Ha perdido muchas cosas, pero conserva el pudor. Me atemoriza cuando se encierra en el baño y pone el cerrojo. Debería tener un hacha para sacarla si queda encerrada. Pero esa frontera última de ocultar el cuerpo parece ser el límite extremo. No me espanta cambiarle un pañal cagado; sí verla desnuda. Por eso es indispensable una cuidadora meticulosa, delicada, al menos para sostenerle esa dignidad final. Así y todo, pese al respeto por su intimidad, es imposible ignorar el estrago en su cuerpo: la piel de los brazos como un colgajo, los bultos en el abdomen, las piernas edematosas, todo el daño que los médicos ya consideran irreversible. Viéndola así, con el cuerpo devastado, quisiera quedarme con su mente, extraer y preservar todo lo que esa cabeza ha callado y aún guarda, todo lo que ignoro; cada palabra que nunca se atrevió a pronunciar, los detalles mínimos de las historias que oculta y que, supongo, cambiarían mi propia consideración de las cosas. O conservar al menos su voz.

La medicación se apila en la mesa de luz, en los muebles, en el botiquín: píldoras y gotas y cremas que ya ni recuerda para qué sirven. Con lo que le gustaba hacerlo, no escribe ni lee más. Siempre le encantaron los cuadernos, por eso le anoto allí el orden y el horario de cada droga que irremediablemente olvidará.

Sonia se llama la señora que la cuida a la noche, que la baña y la limpia cada mañana con una paciencia oriental; pero ella olvida su nombre y la llama por otros de distintas enfermeras y asistentes que han desfilado en los últimos años. Los médicos son más volátiles que las cuidadoras: viene el que está de guardia, que a su vez reporta a una invisible médica de cabecera, alguien que nunca ha visto a su paciente más que en una ficha o una carpeta. En una urgencia viene cualquiera, le inyecta algo para que duerma y verifica que no se vaya a morir esa misma noche para no complicarse la tarea. Alguna de esas presencias accidentales se llevó un anillo, un par de aros de un cajón o le saqueó la billetera. Ella no se da cuenta, aunque se frote con curiosidad el dedo anular flaco y despojado. Ya no reconoce el valor del dinero: cualquier billete le da igual, pero siempre quiere tener algo «para cualquier urgencia». La única urgencia es que no se quite la máscara de oxígeno durante la noche, y la respiración persista hasta la mañana siguiente.

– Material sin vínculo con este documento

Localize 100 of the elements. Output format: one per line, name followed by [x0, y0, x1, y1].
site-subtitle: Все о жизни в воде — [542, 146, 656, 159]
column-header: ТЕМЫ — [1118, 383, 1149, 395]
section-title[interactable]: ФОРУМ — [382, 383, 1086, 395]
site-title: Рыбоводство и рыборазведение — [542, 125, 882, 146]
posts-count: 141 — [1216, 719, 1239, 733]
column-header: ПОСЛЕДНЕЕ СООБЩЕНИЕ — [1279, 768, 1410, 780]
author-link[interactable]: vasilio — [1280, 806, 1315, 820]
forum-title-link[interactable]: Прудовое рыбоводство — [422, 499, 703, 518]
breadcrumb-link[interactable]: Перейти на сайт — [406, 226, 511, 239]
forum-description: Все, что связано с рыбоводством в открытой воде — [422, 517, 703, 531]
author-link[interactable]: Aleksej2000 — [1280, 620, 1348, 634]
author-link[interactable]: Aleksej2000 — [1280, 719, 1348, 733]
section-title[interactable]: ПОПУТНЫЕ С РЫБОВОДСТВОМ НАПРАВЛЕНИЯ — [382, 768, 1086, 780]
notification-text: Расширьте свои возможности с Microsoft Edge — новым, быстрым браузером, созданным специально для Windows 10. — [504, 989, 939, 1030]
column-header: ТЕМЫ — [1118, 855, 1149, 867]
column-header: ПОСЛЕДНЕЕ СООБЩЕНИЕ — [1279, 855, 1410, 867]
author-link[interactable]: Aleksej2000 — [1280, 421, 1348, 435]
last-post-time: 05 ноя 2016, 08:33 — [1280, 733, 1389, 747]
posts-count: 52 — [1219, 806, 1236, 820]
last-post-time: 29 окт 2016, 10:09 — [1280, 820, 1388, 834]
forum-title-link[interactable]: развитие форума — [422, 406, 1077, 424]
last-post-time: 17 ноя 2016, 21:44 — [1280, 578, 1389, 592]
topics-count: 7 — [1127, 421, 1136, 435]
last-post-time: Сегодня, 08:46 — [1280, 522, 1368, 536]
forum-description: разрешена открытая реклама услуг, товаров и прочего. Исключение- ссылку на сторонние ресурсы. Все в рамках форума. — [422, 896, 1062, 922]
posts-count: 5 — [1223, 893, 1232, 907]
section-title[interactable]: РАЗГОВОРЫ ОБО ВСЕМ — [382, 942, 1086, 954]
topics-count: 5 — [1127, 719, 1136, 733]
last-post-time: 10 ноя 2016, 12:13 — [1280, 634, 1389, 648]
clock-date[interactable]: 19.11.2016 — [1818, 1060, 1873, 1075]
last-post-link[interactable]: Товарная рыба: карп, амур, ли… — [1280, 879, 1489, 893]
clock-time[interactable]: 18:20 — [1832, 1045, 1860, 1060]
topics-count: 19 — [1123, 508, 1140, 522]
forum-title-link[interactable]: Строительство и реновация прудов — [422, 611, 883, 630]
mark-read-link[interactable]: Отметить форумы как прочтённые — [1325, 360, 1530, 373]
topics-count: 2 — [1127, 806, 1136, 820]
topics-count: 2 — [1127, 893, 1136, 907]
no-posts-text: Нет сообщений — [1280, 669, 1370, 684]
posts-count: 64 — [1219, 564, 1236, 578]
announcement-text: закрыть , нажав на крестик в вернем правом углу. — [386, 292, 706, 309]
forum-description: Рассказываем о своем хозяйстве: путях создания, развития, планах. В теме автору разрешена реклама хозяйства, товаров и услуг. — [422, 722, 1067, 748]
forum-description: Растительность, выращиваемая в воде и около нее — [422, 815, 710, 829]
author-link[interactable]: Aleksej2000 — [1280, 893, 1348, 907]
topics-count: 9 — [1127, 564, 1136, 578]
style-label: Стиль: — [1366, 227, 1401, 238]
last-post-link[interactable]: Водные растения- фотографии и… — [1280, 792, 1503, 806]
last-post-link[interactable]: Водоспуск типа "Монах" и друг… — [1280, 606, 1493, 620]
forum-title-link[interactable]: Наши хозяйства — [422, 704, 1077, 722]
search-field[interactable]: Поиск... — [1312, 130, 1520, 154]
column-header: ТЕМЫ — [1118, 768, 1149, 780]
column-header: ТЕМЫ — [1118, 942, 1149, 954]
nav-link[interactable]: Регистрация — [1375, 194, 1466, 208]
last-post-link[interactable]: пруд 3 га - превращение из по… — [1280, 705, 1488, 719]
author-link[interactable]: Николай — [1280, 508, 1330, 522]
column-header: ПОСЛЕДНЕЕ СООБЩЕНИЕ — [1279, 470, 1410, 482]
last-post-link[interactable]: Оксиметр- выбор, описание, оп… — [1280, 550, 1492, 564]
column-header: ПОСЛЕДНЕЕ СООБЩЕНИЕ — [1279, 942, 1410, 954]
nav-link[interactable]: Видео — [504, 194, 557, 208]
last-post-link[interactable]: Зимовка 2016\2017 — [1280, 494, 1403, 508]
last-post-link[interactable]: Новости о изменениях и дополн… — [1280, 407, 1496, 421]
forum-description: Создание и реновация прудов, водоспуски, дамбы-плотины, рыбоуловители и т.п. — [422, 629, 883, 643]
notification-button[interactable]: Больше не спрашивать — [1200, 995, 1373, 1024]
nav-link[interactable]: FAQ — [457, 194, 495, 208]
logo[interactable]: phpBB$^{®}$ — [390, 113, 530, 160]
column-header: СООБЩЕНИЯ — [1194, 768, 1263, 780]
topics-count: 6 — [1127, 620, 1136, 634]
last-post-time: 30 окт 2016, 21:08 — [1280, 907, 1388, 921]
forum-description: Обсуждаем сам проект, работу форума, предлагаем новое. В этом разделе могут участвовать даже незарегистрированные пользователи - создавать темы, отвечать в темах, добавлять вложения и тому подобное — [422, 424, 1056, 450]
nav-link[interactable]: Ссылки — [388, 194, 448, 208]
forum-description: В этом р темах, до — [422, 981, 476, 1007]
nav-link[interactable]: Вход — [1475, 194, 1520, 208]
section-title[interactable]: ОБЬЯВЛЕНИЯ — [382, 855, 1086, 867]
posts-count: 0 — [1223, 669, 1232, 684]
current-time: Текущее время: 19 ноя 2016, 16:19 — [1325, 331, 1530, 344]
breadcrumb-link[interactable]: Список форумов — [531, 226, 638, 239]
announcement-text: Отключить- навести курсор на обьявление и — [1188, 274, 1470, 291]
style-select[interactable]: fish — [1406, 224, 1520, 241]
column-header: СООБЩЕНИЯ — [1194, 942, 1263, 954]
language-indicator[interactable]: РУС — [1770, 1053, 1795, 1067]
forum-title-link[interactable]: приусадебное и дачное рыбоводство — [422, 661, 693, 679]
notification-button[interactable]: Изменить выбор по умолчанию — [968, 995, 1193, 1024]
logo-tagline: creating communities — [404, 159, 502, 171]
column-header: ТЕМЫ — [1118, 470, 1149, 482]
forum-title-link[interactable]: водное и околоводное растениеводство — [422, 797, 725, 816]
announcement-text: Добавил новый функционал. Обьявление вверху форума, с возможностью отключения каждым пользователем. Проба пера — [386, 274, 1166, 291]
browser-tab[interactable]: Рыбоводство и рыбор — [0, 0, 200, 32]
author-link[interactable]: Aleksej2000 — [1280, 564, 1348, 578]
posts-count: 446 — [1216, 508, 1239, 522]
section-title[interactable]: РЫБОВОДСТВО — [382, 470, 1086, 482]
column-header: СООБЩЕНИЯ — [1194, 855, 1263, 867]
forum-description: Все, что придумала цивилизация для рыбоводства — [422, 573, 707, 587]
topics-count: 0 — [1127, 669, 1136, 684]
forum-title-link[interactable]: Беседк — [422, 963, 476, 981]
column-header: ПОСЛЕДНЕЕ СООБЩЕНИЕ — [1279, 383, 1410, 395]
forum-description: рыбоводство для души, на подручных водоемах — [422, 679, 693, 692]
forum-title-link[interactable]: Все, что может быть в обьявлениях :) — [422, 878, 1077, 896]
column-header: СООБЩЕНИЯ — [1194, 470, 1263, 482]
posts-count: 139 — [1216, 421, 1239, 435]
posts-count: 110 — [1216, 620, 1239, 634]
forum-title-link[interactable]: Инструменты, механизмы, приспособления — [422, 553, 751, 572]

Cuando fueron acrecentándose los dolores y pasó a la morfina, aparecieron estas ensoñaciones, como la de la habitación concurrida. Ella abre los ojos intensamente y cuenta el episodio sorprendida, como si en la opacidad de su reclusión hubiera ocurrido de pronto un milagro. Vuelve una y otra vez sobre los detalles:

–Los hombres estaban de traje oscuro. Con corbata, bien peinados. Se reían; contaban cosas y se reían.

–¿Y estaban todos aquí? –pregunto y señalo el entorno, el televisor que ya no enciende, la radio que no escucha, una silla con mantas.

–Sí –exclama, se sorprende y se ríe. Parece la risa de una criatura. –Todos alrededor de la cama.

Después se calla y borra ese gesto casi dichoso, como si hubiese sonado una alarma en el interior de su cabeza y retrocediera a cierto lugar oscuro. Se contrae, respira con dificultad, tose forzadamente. Veo el lugar diminuto que ocupa su cuerpo cubierto por las sábanas, cada vez más magro, como una nena.

–Dejame sola –dice poniendo un tono hosco. Toda ella se vuelve sombría.

–¿Querés algo? ¿Necesitás algo?

–Morirme.

La beso en la frente, me despido y cuando estoy por salir se aferra fuerte de mi mano. Me mira a los ojos sin decir nada.

–Hoy no; mañana me voy a morir, ¿sabés? ¿Venís mañana?

Silenciosa llega Sonia. El parte es breve, nunca hay noticias, apenas dejar correr el tiempo. Salgo a la calle; fumo. Hay un sopor húmedo de verano en el aire. Me voy caminando.